Tuesday after work we met Eva and Lauren on the corner of 53rd and 9th Ave which was exactly the halfway point between our apartment and their hotel. It was great to see them after all these many months away from KC. We ate at a tiny Indian restaurant a couple blocks down where the food is delicious and very reasonable. Afterwards we walked back to our apartment to show them our new lifestyle and enjoy a glass of wine. The next morning Eva phoned to say she had procured tickets at a deep discount price to see "Promises, Promises" starring Sean Hayes and Kristin Chenoweth that night. So again we made plans to get together after work. We met up at the same corner as the night before, except this time we walked further down 9th to one of the best Thai restaurants, Room Service. Everything we ordered was fantastic. We then walked to the storied Broadway Theatre. This theatre has been the venue for all or part of the first New York runs for shows like Funny Girl, West Side Story, South Pacific, Music Man, My Fair Lady, and many more. While we girls saw a terrific show Bill chose to enjoy the sunset and some impromptu piano music at Central Park.





We really enjoyed the show and afterwards bid them farewell. Eva and Lauren were able to see another show the following day, “La Cage Aux Folles" again at bargain basement prices, and later enjoyed the delicacy of the Halal cart that we had highly recommended.

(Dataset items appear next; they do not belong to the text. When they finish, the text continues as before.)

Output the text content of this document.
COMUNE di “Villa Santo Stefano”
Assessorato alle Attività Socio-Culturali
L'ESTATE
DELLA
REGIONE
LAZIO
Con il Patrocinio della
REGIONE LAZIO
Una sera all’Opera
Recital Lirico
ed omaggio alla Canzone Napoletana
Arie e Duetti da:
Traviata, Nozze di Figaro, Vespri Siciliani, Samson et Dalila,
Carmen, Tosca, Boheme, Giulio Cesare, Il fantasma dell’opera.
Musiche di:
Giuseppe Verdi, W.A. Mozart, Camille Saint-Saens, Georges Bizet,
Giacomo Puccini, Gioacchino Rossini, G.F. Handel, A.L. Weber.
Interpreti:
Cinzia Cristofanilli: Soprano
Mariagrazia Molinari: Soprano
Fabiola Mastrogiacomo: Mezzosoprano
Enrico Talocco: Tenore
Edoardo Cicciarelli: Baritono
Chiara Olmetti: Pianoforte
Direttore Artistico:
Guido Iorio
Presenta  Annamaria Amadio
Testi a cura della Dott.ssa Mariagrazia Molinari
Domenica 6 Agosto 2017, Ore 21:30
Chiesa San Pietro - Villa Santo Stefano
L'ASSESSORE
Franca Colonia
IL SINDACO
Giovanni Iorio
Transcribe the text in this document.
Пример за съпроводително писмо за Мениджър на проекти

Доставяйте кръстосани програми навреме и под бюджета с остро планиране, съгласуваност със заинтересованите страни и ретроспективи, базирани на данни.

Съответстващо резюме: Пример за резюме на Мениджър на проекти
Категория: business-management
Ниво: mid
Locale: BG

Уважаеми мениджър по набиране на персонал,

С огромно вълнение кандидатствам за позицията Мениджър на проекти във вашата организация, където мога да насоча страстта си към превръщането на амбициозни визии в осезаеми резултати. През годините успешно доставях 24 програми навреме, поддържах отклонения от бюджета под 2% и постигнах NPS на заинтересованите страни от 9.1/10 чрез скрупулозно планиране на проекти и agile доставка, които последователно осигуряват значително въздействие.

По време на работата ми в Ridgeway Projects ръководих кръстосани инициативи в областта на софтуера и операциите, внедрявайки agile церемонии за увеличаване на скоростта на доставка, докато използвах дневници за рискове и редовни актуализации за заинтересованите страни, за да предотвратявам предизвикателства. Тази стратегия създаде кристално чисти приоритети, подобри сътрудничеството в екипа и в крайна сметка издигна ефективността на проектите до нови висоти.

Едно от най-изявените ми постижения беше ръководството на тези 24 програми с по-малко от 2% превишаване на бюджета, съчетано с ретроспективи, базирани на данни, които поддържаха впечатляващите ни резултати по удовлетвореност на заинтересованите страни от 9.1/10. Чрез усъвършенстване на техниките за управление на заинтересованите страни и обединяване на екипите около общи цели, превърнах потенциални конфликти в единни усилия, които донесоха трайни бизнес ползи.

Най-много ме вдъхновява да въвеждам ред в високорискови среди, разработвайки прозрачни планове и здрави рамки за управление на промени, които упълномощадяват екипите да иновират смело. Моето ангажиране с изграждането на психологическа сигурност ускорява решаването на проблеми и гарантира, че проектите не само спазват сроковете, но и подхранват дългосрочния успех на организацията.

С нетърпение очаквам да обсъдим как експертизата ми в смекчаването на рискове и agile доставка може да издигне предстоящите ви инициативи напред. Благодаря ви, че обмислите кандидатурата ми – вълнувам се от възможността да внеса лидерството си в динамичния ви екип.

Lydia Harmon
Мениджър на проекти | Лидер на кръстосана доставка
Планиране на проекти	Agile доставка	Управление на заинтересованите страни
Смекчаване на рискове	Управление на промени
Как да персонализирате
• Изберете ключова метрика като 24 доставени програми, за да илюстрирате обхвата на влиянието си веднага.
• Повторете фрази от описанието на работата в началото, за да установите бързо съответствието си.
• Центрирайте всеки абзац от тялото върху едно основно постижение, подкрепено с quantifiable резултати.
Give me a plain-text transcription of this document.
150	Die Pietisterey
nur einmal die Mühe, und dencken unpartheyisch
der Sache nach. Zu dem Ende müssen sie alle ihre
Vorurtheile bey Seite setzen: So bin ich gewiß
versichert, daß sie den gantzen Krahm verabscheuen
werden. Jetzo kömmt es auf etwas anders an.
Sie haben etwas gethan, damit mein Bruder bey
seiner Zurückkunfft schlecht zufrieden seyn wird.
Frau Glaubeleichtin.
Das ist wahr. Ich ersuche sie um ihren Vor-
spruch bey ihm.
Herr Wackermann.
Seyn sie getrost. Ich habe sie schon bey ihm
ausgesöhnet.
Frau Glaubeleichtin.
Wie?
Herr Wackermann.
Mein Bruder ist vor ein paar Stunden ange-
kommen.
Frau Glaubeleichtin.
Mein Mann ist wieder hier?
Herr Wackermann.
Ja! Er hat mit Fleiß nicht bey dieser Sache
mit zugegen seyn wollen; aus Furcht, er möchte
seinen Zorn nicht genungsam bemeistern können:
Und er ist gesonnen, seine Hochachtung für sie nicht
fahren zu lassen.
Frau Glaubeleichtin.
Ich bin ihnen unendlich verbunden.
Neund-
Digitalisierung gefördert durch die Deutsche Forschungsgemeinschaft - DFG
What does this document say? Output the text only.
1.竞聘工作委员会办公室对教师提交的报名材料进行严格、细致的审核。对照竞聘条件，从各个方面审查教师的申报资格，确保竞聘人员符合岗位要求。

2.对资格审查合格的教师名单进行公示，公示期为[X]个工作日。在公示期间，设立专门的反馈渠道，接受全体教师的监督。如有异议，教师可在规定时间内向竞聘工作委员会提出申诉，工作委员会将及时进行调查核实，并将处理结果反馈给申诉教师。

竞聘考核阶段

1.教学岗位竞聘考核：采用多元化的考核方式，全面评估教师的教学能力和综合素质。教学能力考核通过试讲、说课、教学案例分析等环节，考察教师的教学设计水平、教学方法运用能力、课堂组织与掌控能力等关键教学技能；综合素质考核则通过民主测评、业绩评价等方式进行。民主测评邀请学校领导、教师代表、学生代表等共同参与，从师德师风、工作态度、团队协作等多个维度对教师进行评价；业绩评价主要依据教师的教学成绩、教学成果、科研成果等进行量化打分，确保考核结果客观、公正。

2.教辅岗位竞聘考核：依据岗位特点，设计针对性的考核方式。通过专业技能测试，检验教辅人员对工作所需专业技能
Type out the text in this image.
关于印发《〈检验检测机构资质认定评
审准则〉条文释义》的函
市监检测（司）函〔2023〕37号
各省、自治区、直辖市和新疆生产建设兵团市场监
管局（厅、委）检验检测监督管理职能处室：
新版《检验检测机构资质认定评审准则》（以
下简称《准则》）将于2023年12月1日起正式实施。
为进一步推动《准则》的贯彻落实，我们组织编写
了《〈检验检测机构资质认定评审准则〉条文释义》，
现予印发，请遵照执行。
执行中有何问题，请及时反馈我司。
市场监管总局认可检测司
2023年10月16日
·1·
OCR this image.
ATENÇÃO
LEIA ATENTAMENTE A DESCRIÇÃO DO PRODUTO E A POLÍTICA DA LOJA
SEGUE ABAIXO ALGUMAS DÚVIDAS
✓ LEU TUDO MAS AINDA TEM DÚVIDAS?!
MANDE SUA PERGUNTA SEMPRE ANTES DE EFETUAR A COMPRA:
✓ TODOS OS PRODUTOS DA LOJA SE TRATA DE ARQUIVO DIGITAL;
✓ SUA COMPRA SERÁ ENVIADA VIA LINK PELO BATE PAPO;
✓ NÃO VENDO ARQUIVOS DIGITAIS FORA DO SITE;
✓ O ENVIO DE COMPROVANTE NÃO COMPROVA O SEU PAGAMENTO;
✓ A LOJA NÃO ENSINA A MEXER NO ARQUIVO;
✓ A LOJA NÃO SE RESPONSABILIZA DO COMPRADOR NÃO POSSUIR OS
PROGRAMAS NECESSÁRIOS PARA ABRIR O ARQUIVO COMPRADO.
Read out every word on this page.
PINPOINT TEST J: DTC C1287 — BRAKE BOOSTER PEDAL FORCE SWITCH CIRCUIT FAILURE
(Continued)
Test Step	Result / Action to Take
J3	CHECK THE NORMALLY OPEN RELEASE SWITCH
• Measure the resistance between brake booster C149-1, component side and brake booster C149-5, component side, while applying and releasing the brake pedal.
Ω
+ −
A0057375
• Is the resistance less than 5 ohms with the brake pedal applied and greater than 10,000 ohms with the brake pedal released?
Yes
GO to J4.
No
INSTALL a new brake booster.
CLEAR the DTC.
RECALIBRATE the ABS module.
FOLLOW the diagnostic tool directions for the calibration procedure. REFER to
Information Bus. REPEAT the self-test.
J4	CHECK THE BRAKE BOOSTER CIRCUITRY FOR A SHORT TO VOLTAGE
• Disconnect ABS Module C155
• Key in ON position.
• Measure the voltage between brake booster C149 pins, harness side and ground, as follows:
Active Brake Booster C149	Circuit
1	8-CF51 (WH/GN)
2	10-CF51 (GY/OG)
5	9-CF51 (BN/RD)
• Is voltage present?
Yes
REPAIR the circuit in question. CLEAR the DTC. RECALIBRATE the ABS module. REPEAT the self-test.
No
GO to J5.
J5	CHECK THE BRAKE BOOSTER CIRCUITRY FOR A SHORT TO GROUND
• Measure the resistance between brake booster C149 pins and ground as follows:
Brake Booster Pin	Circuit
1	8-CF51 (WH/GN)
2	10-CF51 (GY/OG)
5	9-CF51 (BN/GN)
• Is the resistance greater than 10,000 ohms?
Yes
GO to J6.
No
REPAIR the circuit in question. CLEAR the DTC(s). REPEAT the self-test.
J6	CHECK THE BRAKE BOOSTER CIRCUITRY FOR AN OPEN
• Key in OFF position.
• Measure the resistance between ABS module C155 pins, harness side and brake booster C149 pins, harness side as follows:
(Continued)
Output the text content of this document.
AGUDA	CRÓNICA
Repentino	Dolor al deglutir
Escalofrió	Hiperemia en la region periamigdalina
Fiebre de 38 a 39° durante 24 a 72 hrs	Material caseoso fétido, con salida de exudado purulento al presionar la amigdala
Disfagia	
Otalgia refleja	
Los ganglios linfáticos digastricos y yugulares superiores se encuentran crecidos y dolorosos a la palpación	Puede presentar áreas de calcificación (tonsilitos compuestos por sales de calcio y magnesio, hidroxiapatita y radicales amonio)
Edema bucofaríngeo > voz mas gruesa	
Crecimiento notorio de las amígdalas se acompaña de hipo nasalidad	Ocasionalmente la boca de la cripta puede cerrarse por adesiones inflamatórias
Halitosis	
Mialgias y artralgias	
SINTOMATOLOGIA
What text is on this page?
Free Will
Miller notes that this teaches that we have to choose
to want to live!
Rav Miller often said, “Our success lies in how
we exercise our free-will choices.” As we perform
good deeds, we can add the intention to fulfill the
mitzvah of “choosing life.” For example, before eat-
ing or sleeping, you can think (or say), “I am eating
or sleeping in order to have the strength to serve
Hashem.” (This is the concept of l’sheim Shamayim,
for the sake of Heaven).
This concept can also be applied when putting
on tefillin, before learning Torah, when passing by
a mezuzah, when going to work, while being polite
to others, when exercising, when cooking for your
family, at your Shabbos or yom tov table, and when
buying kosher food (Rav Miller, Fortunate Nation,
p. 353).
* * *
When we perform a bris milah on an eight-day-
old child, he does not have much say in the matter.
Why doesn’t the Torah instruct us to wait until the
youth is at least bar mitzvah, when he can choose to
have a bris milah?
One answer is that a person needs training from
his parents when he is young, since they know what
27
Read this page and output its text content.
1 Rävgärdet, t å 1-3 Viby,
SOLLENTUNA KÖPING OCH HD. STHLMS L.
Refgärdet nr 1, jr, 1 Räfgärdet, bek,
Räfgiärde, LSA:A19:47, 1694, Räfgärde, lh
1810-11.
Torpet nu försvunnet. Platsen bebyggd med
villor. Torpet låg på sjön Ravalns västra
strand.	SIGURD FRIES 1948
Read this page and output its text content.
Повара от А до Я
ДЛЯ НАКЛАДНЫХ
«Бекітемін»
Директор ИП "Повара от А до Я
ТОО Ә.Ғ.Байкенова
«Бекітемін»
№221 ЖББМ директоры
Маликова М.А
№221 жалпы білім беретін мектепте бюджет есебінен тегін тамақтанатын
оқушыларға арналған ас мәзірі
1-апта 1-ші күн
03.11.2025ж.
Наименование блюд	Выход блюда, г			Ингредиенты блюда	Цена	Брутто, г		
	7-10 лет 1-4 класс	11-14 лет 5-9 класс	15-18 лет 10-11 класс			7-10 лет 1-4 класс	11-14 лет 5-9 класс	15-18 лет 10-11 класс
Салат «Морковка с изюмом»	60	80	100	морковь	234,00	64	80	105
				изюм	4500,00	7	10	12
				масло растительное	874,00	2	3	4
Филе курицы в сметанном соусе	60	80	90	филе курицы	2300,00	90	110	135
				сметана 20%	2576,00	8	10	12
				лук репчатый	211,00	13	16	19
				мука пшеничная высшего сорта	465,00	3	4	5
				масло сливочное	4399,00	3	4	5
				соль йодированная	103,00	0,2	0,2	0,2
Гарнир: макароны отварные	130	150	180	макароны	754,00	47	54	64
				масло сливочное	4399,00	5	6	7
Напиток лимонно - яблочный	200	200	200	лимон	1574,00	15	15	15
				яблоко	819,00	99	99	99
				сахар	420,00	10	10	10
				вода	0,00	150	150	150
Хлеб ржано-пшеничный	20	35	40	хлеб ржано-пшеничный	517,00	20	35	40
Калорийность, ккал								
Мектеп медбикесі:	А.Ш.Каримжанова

On Friday, the Reillys arrived from Grand Central Station via subway in front of our apartment around 11:30. After a joyous reunion we walked to the Brooklyn Diner, which despite its name is in Manhattan on 57th between 7th Ave and Broadway for lunch. The place is not as reasonably priced as the dives we like to frequent on 9th Avenue, but the atmosphere is great and the food is fantastic. If you get a sandwich or entree salad each serving can be almost four servings so you do get your money's worth. After lunch we went to the apartment for a quick rooftop tour then back to work for Bill and me while they went to the MoMA and Central Park. They returned to our apartment at 4:30 where several glasses of wine were consumed while catching up. We headed to dinner, where else, but 9th Avenue. We were in the mood for Mexican food and found a place that looked interesting at about 49th Street, El Deportivo. We opened the menus but we didn't recognize anything and realized after confirming with the waitress we were in for Puerto Rican food, not Mexican. The big thing that made it something different for all of us was the side orders of green and yellow fried plantains. Once again, it was delicious and affordable. We walked off the meal by heading toward Time Square taking 46th street back over to 7th Ave. We discovered a whole new set of little restaurants during that walk to keep in mind for the next outing. At Times Square we marveled at the lights and got some great snapshots of all of us with the Jumbo-Trons in the background.


It didn’t take long until we couldn't take the crowds anymore and we turned at 42nd Street to Bryant Park at 5th Avenue. We were hoping to enjoy a drink at the outdoor restaurant there, but time was getting away from us, so after a short rest at the Park, we continued down 42nd street to Park Avenue to Grand Central Station. During that stretch of the walk the Chrysler Building was always in front of us, lit up so beautifully against the dark sky.



We had not been inside of Grand Central so that was a real treat to see it. Tim, who grew up in New York State, was pleased to see us enjoy one of the city's finest architectural icons as much as he did. After a long goodbye, we saw the Reillys off at their train back to Newburg.

During these two visits we found out Rita, a court reporter at the Johnson County Courthouse, has been a colleague and friend of Eva's brother-in-law, Tom Foster, who is a Johnson County Judge at the courthouse. Small world, but not surprising as both Eva and Rita know just about everybody back in KC one way or another. What is surprising is they have never met each other.


The week went fast and we cannot say we didn't experience a little home sickness after our visitors left. We used the long holiday weekend to reflect, relax and catch up.